Based on published research from Google and Meta it is somewhat known how much more capability is possible with the current approach, but it would require an extreme increase in compute and training set to achieve it. There are diminishing returns, but the returns appear to continue for a good while, even without any new model architecture discoveries. Right now the expense will likely mean that progress will be limited to the pace of Moore’s law.
In terms of what this improvement would actually look like in terms of real world, emergent capabilities, no one knows.
No, but llama's training architecture was designed around studying the curve of output quality vs training data size so we do have companies looking into this.
Just as in Pascal's wager, the conclusion relies on the unwarranted assumption which privileges a particular outcome over its exact opposite - e.g. a diety with exactly inverted criteria for heaven and hell, punishing those who believe in Christian God, and "Roko's antibasilisk", which spares those people who'd get punished by Roko's basilisk and punishes everyone else.
exactly! I gave a heartfelt letter to my shredder the other day and it simply destroyed it. issues like these are why AI alignment research is so critical.
They need a few algorithmic improvements first, imho. GPT4 is noticeably slower than GPT3.5 and apparently costs a lot more to use, implying some serious compute costs.
They could train it with more data in the hopes of getting another big leap there, but what data is left? They've fed it everything it seems.
So what's left is getting the runtime reduced in terms of the model size. Hire some brilliant minds to turn an N-squared into an N-log-N (or something to that effect).
He has just admitted that O̶p̶e̶n̶AI.com has partially trained GPT-5 and is already planning to test the 'so-called' useless guardrails around it.
There is no 'revolution' around this. Just 'evolution' with more data and more excessive waste of compute to create another so-called AI black-box sophist with Sam Altman selling both the poison (GPT-4) and the antidote (Worldcoin).
At some point, with their tremendous lock-in strategy, O̶p̶e̶n̶AI.com and Microsoft will eventually use the lock-in to upsell and compete against their partners.
> Sam Altman selling both the poison (GPT-4) and the antidote (Worldcoin).
I actually find it pretty amazing that more people aren't given pause by Sam Altman's involvement here. After the WorldCoin stuff, I'd think that he'd be viewed with a much more skeptical eye in terms of his ethics.
The late-night March 31 release of Worldcoin had the (unintended?) side-effect of making me think "a token to prove my personhood" was an April Fools Joke when I saw it the next morning and never thought about it again.
From my understanding they are training their new GPT models off of a checkpoint from the previous generation, so they technically have partially trained multiple future models in their GPT lineage.
GPU shortage ended not because of a crash in crypto, but because Ethereum switched to PoS and ditched GPUs.

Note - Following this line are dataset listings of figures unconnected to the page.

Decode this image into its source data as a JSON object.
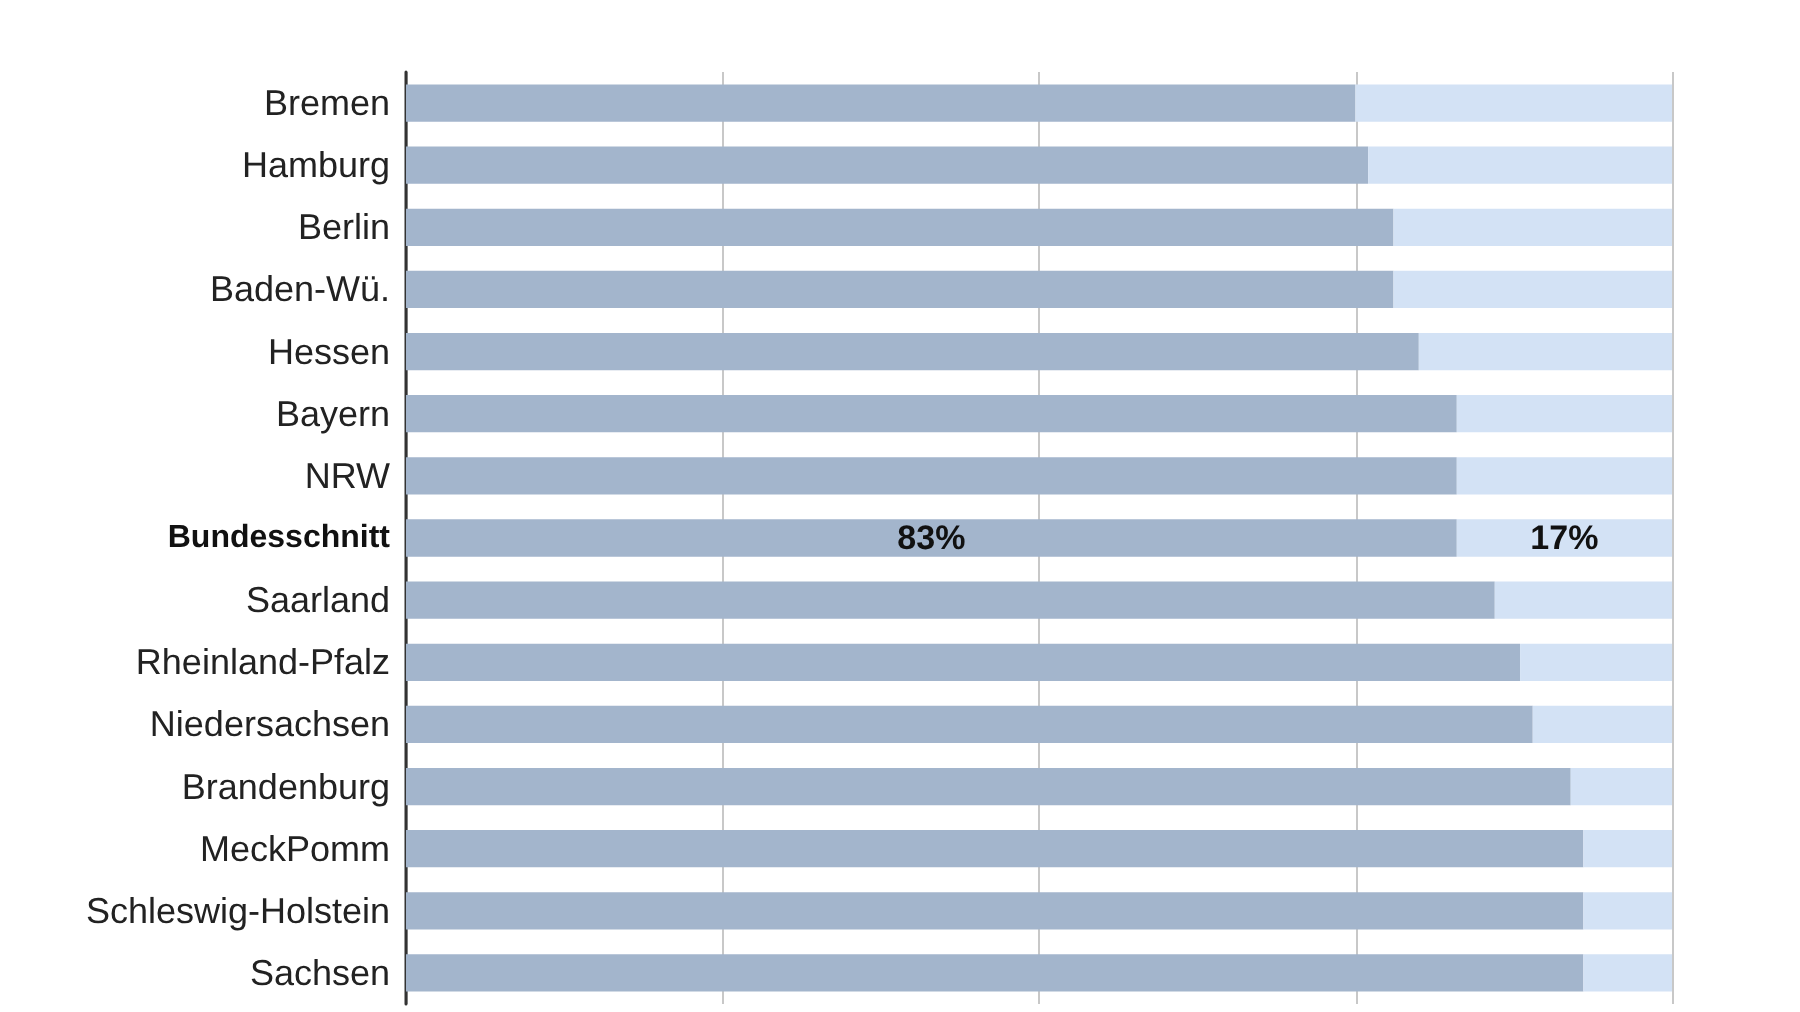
{
  "chart_data": {
    "type": "bar",
    "orientation": "horizontal",
    "stacked": true,
    "categories": [
      "Bremen",
      "Hamburg",
      "Berlin",
      "Baden-Wü.",
      "Hessen",
      "Bayern",
      "NRW",
      "Bundesschnitt",
      "Saarland",
      "Rheinland-Pfalz",
      "Niedersachsen",
      "Brandenburg",
      "MeckPomm",
      "Schleswig-Holstein",
      "Sachsen"
    ],
    "series": [
      {
        "color": "#a3b5cc",
        "values": [
          75,
          76,
          78,
          78,
          80,
          83,
          83,
          83,
          86,
          88,
          89,
          92,
          93,
          93,
          93
        ],
        "value_labels": [
          null,
          null,
          null,
          null,
          null,
          null,
          null,
          "83%",
          null,
          null,
          null,
          null,
          null,
          null,
          null
        ]
      },
      {
        "color": "#d3e2f5",
        "values": [
          25,
          24,
          22,
          22,
          20,
          17,
          17,
          17,
          14,
          12,
          11,
          8,
          7,
          7,
          7
        ],
        "value_labels": [
          null,
          null,
          null,
          null,
          null,
          null,
          null,
          "17%",
          null,
          null,
          null,
          null,
          null,
          null,
          null
        ]
      }
    ],
    "xlim": [
      0,
      100
    ],
    "xticks": [
      {
        "value": 0,
        "label": null
      },
      {
        "value": 25,
        "label": null
      },
      {
        "value": 50,
        "label": null
      },
      {
        "value": 75,
        "label": null
      },
      {
        "value": 100,
        "label": null
      }
    ],
    "grid": "x",
    "tick_labels": "y"
  }
}
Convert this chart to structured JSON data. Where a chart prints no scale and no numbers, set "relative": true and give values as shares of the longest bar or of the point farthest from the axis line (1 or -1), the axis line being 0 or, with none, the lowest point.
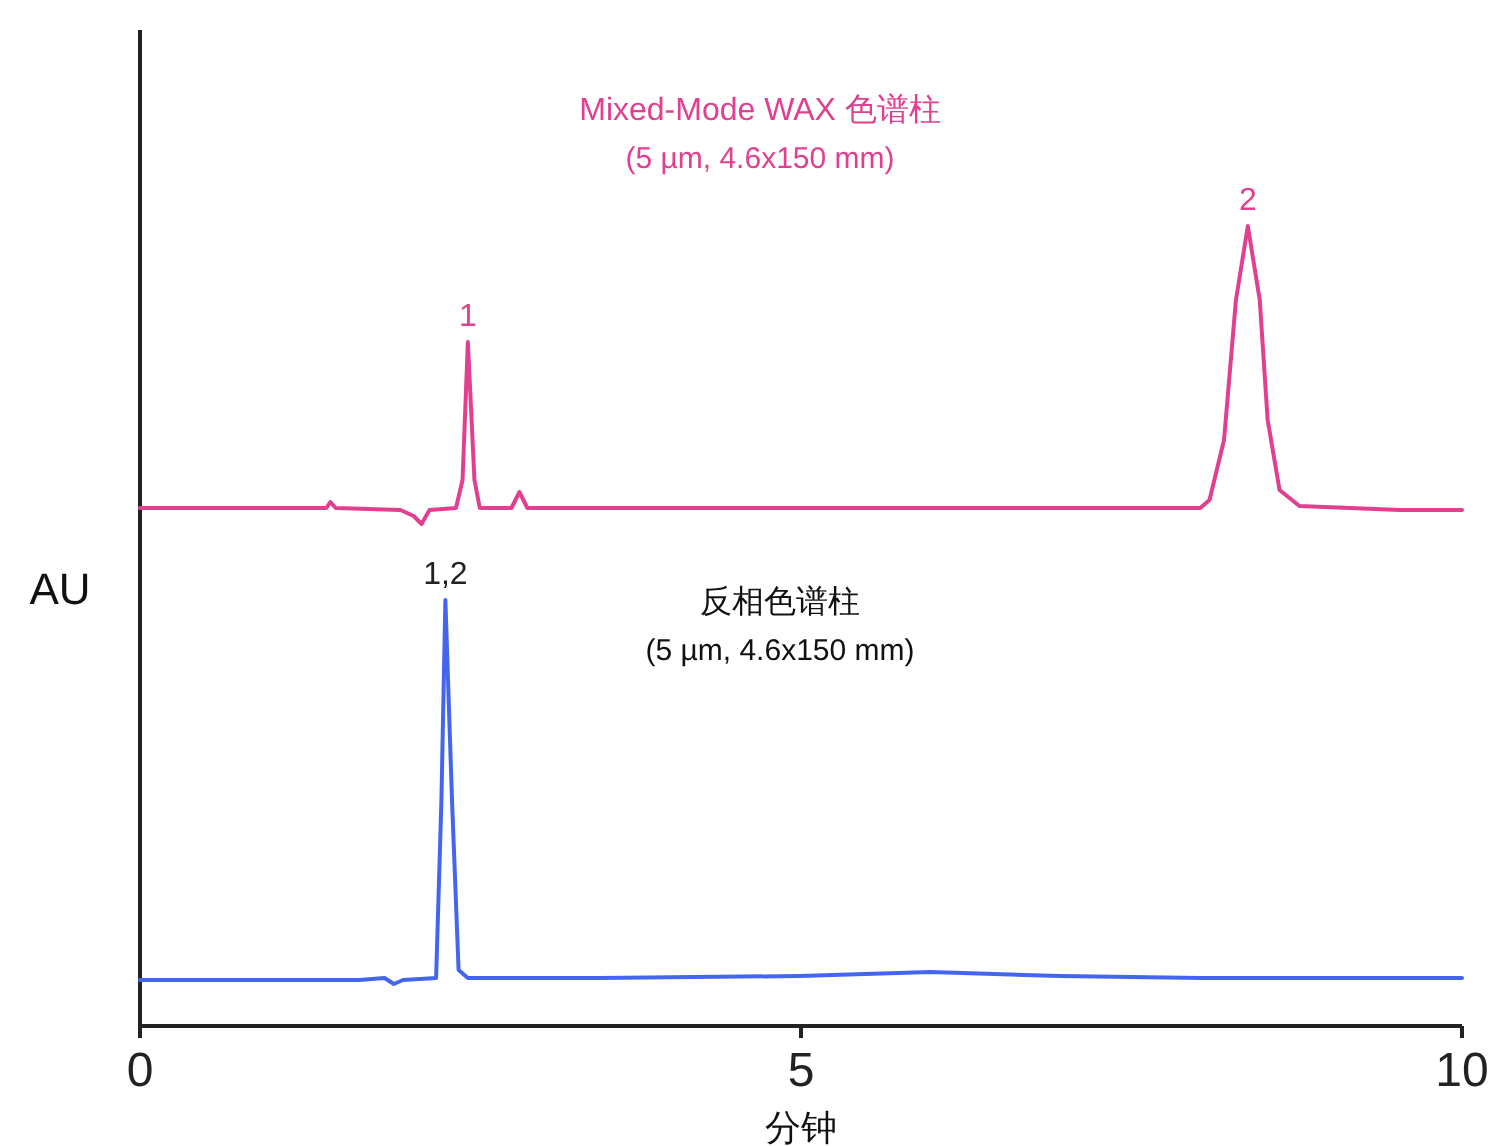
{
  "chart_data": {
    "type": "line",
    "relative": true,
    "xlabel": "分钟",
    "ylabel": "AU",
    "xlim": [
      0,
      10
    ],
    "xticks": [
      0,
      5,
      10
    ],
    "grid": false,
    "legend": false,
    "marker": "none",
    "line_style": "solid",
    "series": [
      {
        "name": "Mixed-Mode WAX 色谱柱",
        "color": "#e0408f",
        "x": [
          0,
          1.21,
          1.41,
          1.44,
          1.48,
          1.97,
          2.07,
          2.13,
          2.19,
          2.39,
          2.44,
          2.48,
          2.53,
          2.57,
          2.81,
          2.87,
          2.93,
          3.48,
          5.3,
          8.02,
          8.09,
          8.2,
          8.29,
          8.38,
          8.47,
          8.53,
          8.62,
          8.77,
          9.53,
          10
        ],
        "values": [
          0.6475,
          0.6475,
          0.6475,
          0.655,
          0.6475,
          0.645,
          0.6375,
          0.6275,
          0.645,
          0.6475,
          0.6825,
          0.855,
          0.6825,
          0.6475,
          0.6475,
          0.6675,
          0.6475,
          0.6475,
          0.6475,
          0.6475,
          0.6575,
          0.7325,
          0.9075,
          1.0,
          0.9075,
          0.7575,
          0.67,
          0.65,
          0.645,
          0.645
        ]
      },
      {
        "color": "#4466ee",
        "x": [
          0,
          1.66,
          1.85,
          1.92,
          1.99,
          2.24,
          2.28,
          2.31,
          2.36,
          2.41,
          2.48,
          3.48,
          4.99,
          5.98,
          6.96,
          8.02,
          10
        ],
        "values": [
          0.0575,
          0.0575,
          0.06,
          0.0525,
          0.0575,
          0.06,
          0.2825,
          0.5325,
          0.2825,
          0.07,
          0.06,
          0.06,
          0.0625,
          0.0675,
          0.0625,
          0.06,
          0.06
        ]
      }
    ],
    "annotations": [
      {
        "text": "1",
        "x": 2.48,
        "y": 0.855
      },
      {
        "text": "2",
        "x": 8.38,
        "y": 1.0
      },
      {
        "text": "1,2",
        "x": 2.31,
        "y": 0.5325
      },
      "(5 µm, 4.6x150 mm)",
      "反相色谱柱",
      "(5 µm, 4.6x150 mm)"
    ]
  }
}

Other cryptos offer just a fraction of payouts from mining, so it's not profitable to mine them on GPUs unless you have free electricity.
Literally none of the LLMs we're talking about were trained on consumer GPUs where the market shortage mattered, they used things like nVidia A100 pods or custom hardware like Google TPU clusters.
The GPUs which are good for cryptocurrencies are decent for using ML models but are not good for training LLMs and vice versa, as the hardware requirements start to diverge. Training LLMs requires not only high compute power but also lots and lots of memory and extremely high-speed interconnect for large models, which ends up costing far more than the pure compute cryptomining needs, making it not cost-efficient for mining.
Also, it's possible that OpenAI is still training GPT-4, perhaps with additional modalities, and will make future snapshots available as public releases.